In 2019, Synamedia released its Credentials Sharing and Fraud Insight product. The product enables pay TV partners and OTT companies to track and prevent piracy and password-sharing.

In April 2021, Synamedia announced Gravity, a managed service that offers broadband and video capabilities to operators and service providers for their small to medium business (SMB) and residential customers.

At the end of 2020, Synamedia worked alongside THEO Technologies to advance the already existent High Efficiency Streaming Protocol (HESP) . They did so by founding the HESP Alliance. This alliance intended to enhance the modern streaming landscape, by bringing video vendors and media companies together, in order to provide a scalable solution for ultra-low latency.

The Synamedia Video Network portfolio includes a virtual Digital Content Manager (DCM) which transitions distribution architectures to an IP-based virtualized video processing environment. In May 2020, Synamedia launched a ATSC 3.0 Receiver which can function as both an RF and IP receiver. The receiver is in use today with Fox Television Stations in Orlando, FL. Synamedia acquired Quortex in 2022 adding Quortex Play for just-in-time streaming at scale to the Video Network portfolio. In April 2023, Synamedia released Quortex Link for video distribution. Both are pay-as-you-use, self-service, multi-tenant SaaS platforms.

In October 2019, Discovery began using the virtual DCM platform. The Synamedia virtual DCM with Smart Rate Control and Automation provides bandwidth distribution, storage capabilities and High Definition viewing experiences for live and time-shifted ABR streaming. The Synamedia Video Network Service Manager is a micro-services-based platform that helps operators and video producers quickly update their programming line-ups and bundled offers. The Converged Headend is designed to help pay-TV providers transition to software-based services, and can be deployed on premise, in the cloud, or in a hybrid environment.

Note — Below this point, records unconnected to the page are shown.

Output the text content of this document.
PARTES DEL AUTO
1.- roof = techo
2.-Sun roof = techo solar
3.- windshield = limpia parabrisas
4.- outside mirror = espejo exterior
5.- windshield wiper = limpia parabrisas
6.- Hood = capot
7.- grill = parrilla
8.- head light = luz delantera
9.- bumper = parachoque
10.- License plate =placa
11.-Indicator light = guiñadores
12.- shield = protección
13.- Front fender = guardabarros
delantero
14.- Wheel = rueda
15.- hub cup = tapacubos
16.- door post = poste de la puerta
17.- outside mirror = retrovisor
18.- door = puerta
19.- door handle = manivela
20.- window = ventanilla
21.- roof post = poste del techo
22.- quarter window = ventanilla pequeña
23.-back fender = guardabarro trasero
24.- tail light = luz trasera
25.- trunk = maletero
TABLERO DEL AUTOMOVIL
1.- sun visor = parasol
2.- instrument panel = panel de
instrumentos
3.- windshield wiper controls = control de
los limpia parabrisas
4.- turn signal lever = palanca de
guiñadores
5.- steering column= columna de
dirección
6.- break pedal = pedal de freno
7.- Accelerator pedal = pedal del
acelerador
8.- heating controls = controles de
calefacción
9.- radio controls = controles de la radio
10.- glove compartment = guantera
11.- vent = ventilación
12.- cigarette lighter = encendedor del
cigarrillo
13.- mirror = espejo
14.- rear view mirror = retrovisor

In April 2021, Synamedia released Clarissa, which analyzes critical behavioral and consumption insights for pay-TV and OTT services. Synamedia Iris, an addressable advertising for broadcast, IP, OTT and hybrid, was announced in August 2020. In May 2022, Vodafone Deutschland went live with Clarissa and Synamedia Iris to support its GigaTV service.

Synamedia, in partnership with Sky, has developed a personalized ad targeting platform, AdSmart, which serves TV advertisements to households based on their profiles.